Title address: https://leetcode-cn.com/problems/palindrome-linked-list-lcci/

Write a function to check whether the input linked list is palindrome.

Example 1: 
Input: 1->2
 Output: false
 Example 2: 
Input: 1->2->2->1
 Output: true

Advanced:

Can you solve this problem with O(n) time complexity and O(1) space complexity?

The meaning of this question is similar to that of question 9, which is to judge whether the input linked list is a palindrome, that is, the array is cut from the middle and both sides are symmetrical.

1, Blasting method

The first thing I think of is the stupidest way. First move the linked list to the array, and then traverse the array head and tail. If there is an exception, return false immediately, and return true after execution.

A small mistake was made here. I forgot to put Integer in the list. When I directly if, I used = =, resulting in an error in the use case [- 129, - 129]

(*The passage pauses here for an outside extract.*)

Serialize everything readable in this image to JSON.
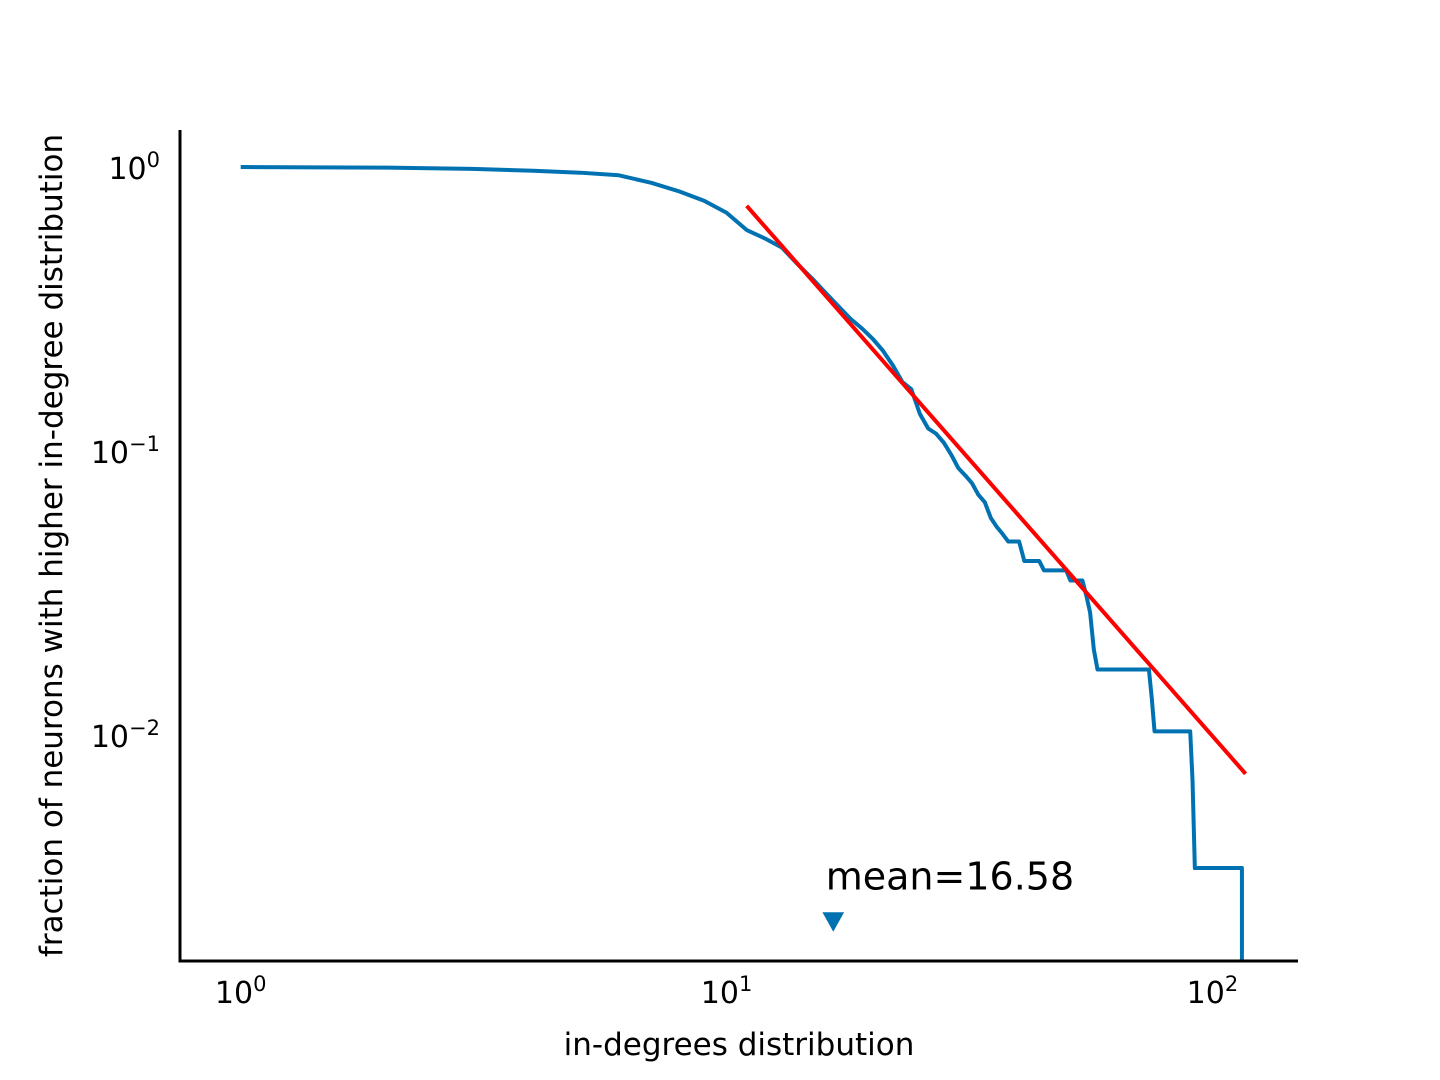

The results are as follows:

26 / 26 pass test cases

Status: passed

Execution time: 4 ms

Memory consumption: 42.2 MB

public static boolean isPalindromeMe(ListNode head) {
    if (null == head) return true;
    List<Integer> list = new ArrayList<>();
    ListNode item = head;
    while (null != item) {
        list.add(item.val);
        item = item.next;
    }
    int headIndex = 0, endIndex = list.size() - 1;
    while (headIndex < endIndex) {
        if (!list.get(headIndex).equals(list.get(endIndex))) return false;
        headIndex++;
        endIndex--;
    }
    return true;
}

Of course, the result is not ideal. After all, there are advanced practices. Let's take a look at the practices of the big guys

Before looking at the official method, you should learn what the fast and slow pointer is

Speed pointer is to define two pointers, moving faster and slower, so as to create the difference you want. This difference allows us to find the corresponding node on the linked list.

The concept means that we only need to create two pointers, one fast and one slow, according to our needs, which is the fast and slow pointer

There are no special requirements for the speed of the pointer. If you want half of the linked list, the step length of the fast needle is twice that of the slow needle; If you want the penultimate in the list, the step gap between fast and slow needles is 1; To judge whether there is a ring in the linked list, you only need to use a fast needle twice as fast as a slow needle to see if it will meet.

2, Official speed pointer method

The fast and slow needle of this problem is obviously that the fast needle is twice as fast as the slow needle.

He first finds the middle position with a fast and slow needle, then reverses the second half of the linked list, and then restores the linked list after comparison.

The time here is 2ms

For the step of deleting the contrast and then reversing it, the time directly becomes 1ms, exceeding 100%

The results are as follows:

26 / 26 pass test cases

Status: passed

Execution time: 2 ms

Memory consumption: 41 MB

public boolean isPalindrome(ListNode head) {
    if (head == null) {
        return true;
    }

    // Find the tail node of the first half of the linked list and reverse the second half of the linked list
    ListNode firstHalfEnd = endOfFirstHalf(head);
    ListNode secondHalfStart = reverseList(firstHalfEnd.next);

    // Determine whether palindrome
    ListNode p1 = head;
    ListNode p2 = secondHalfStart;
    boolean result = true;
    while (result && p2 != null) {
        if (p1.val != p2.val) {
            result = false;
        }
        p1 = p1.next;
        p2 = p2.next;
    }

    // Restore linked list and return results
    firstHalfEnd.next = reverseList(secondHalfStart);
    return result;
}

private ListNode reverseList(ListNode head) {
    ListNode prev = null;
    ListNode curr = head;
    while (curr != null) {
        ListNode nextTemp = curr.next;
        curr.next = prev;
        prev = curr;
        curr = nextTemp;
    }
    return prev;
}

private ListNode endOfFirstHalf(ListNode head) {
    ListNode fast = head;
    ListNode slow = head;
    while (fast.next != null && fast.next.next != null) {
        fast = fast.next.next;
        slow = slow.next;
    }
    return slow;
}

The idea of the official answer is good. Restore it to others after use to avoid problems in subsequent use. However, most people don't talk about martial ethics when brushing leetcode. Just solve their own things. After all, this is an algorithm, not a job.

Today, I learned the usage of fast and slow needles. It's not a loss. After all, I heard about fast and slow needles every day. Today, I've seen it.